- July 23, 2019
Senator Lankford Works to Protect Seniors from Abuse
CLICK HERE to watch Lankford’s Q&A.
WASHINGTON, DC – Senator James Lankford (R-OK) today participated in a Senate Finance Committee hearing entitled, “Promoting Elder Justice: A Call for Reform,” at which he questioned Ms. Megan H. Tinker, Senior Advisor for Legal Review at the Office of Counsel to the Inspector General for the US Department of Health and Human Services (HHS), and Mr. John E. Dicken, the Director of Health Care at the US Government Accountability Office (GAO).
Lankford’s Q&A focused on issues of fully vetting—at the state and national level—nursing home and senior adult living facility staff. Currently, 13 states lack consistency in their background check process, often only checking within the state and not checking national criminal databases before hiring staff. Lankford also asked about issues in the Centers for Medicare and Medicaid Services (CMS) five-star rating system for senior care facilities. CMS currently rates facilities on a variety of factors, but the process for collecting accurate data families need is flawed. Lankford also sought GAO recommendations on how to ensure abuse or low-quality issues in nursing facilities are timely and accurately reported to CMS to ensure they are immediately addressed.
Excerpts
On proper background checks for facility staff (00:00 – 00:52)

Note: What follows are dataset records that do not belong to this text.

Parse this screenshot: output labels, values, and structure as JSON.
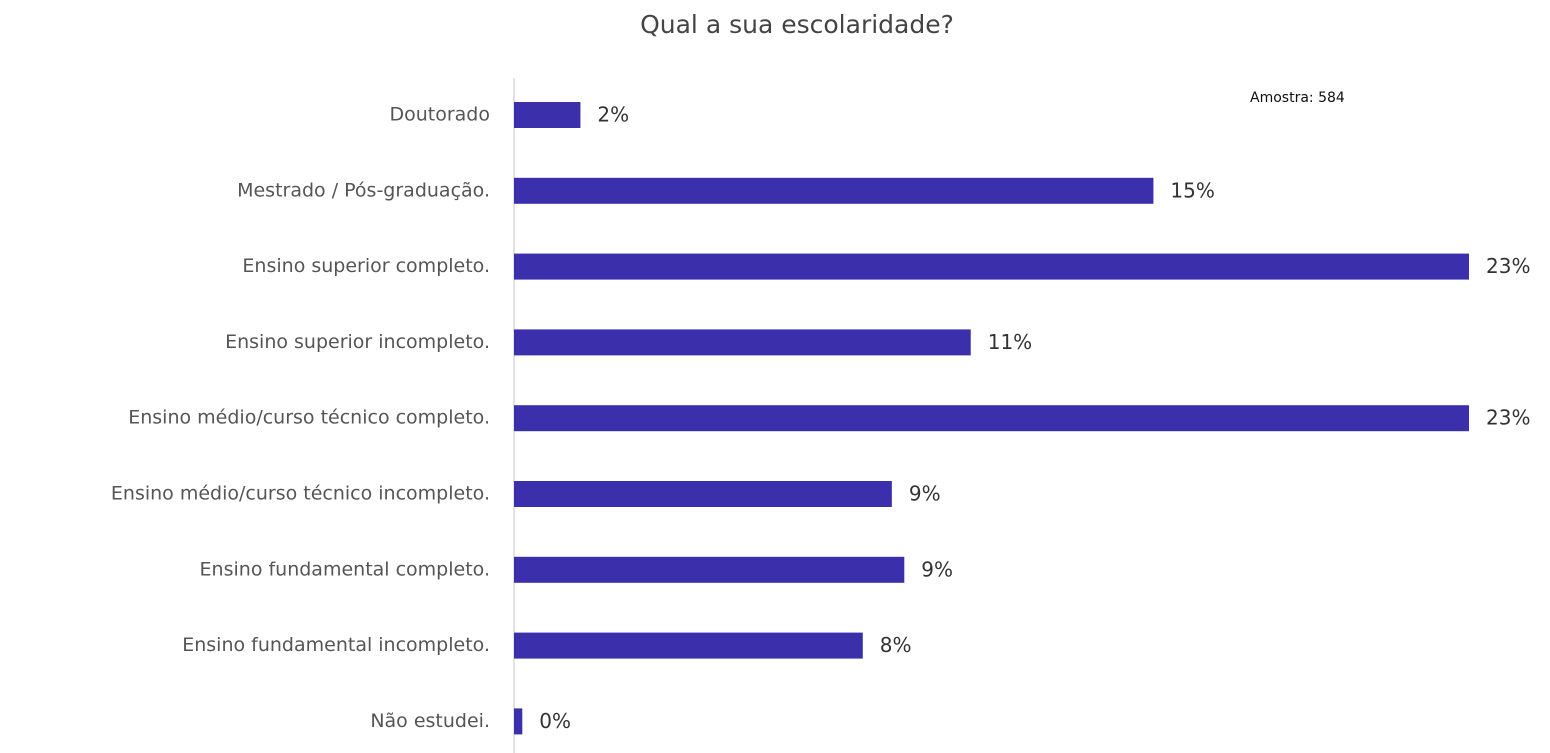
{
  "chart_data": {
    "type": "barh",
    "title": "Qual a sua escolaridade?",
    "annotation": "Amostra: 584",
    "categories": [
      "Doutorado",
      "Mestrado / Pós-graduação.",
      "Ensino superior completo.",
      "Ensino superior incompleto.",
      "Ensino médio/curso técnico completo.",
      "Ensino médio/curso técnico incompleto.",
      "Ensino fundamental completo.",
      "Ensino fundamental incompleto.",
      "Não estudei."
    ],
    "values": [
      1.6,
      15.4,
      23.0,
      11.0,
      23.0,
      9.1,
      9.4,
      8.4,
      0.2
    ],
    "value_labels": [
      "2%",
      "15%",
      "23%",
      "11%",
      "23%",
      "9%",
      "9%",
      "8%",
      "0%"
    ],
    "color": "#3b2fac"
  }
}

Lankford: I want to come back to this background-check issue. There are 13 states currently that are not doing background checks for employees that are there or ownership obviously, as you mentioned the loopholes on before. Does that include states that only do a state background check but not a national background check? Are there some states that are only doing a state criminal check but not doing a national?
Tinker: Yes, part of the 13 states is 13 states that might have current state background checks in place but have not, for high-risk providers, fully gone through the process of implementing national criminal background checks.
Lankford: So the other 37 states all do a full national criminal background check? Not just a state only.
Tinker: Absolutely, however there are these loopholes that do allow for some opportunity to not perform those background checks.
On ways to best assess quality senior care facilities (01:55 – 03:54)
Lankford: We have a tremendous number of really high-quality facilities in Oklahoma with staff that love the folks they serve with and love getting a chance to serve seniors and all of that care. Have you been able to note in any of your previous work what denotes to a family when they are looking or common characteristics of really high-quality care facilities? For instance, local ownership, transparency in data, relationships with local hospitals, allowing cameras to be in facilities owned by the patients’ families. Have you noticed certain things that if those things are present this seems to be a higher-quality, less-abuse facility?
Dicken: We did talk to nursing homes as well as to inspectors as to some of the challenges and issues that would be in homes that were more or less likely to have abuse. Many of those related to staffing, whether we heard from staff that we spoke with directly that in some homes they had resources that if there were a difficult situation, if they were stretched they could turn to other staff that could relieve them. Other homes they said they really did not have that flexibility to turn to other staff and may feel underworked and over-stretched. We also heard that there were more challenges often in homes that might have a diverse population including both elderly and younger residents, those with cognitive issues as well as other issues. That can pose more challenges, certainly consumers need to look not only at the five-star rating but other information that’s available and talk to the nursing home ombuds and others to find out the better performing home.
Lankford: So how would individuals get that information?
Dicken: Well, the starting point can be information on nursing home compare but going beyond that to talking to ombuds, to discharge planners from hospitals, that may know more local situations, certainly it’s important to visit the homes and to talk to the staff and administration.
Lankford recently cosponsored a resolution (S. Res. 242) introduced by Finance Committee Chairman Grassley to designate June 15 as “World Elder Abuse Awareness Day” in order to raise awareness about and help fight elder abuse in our nation.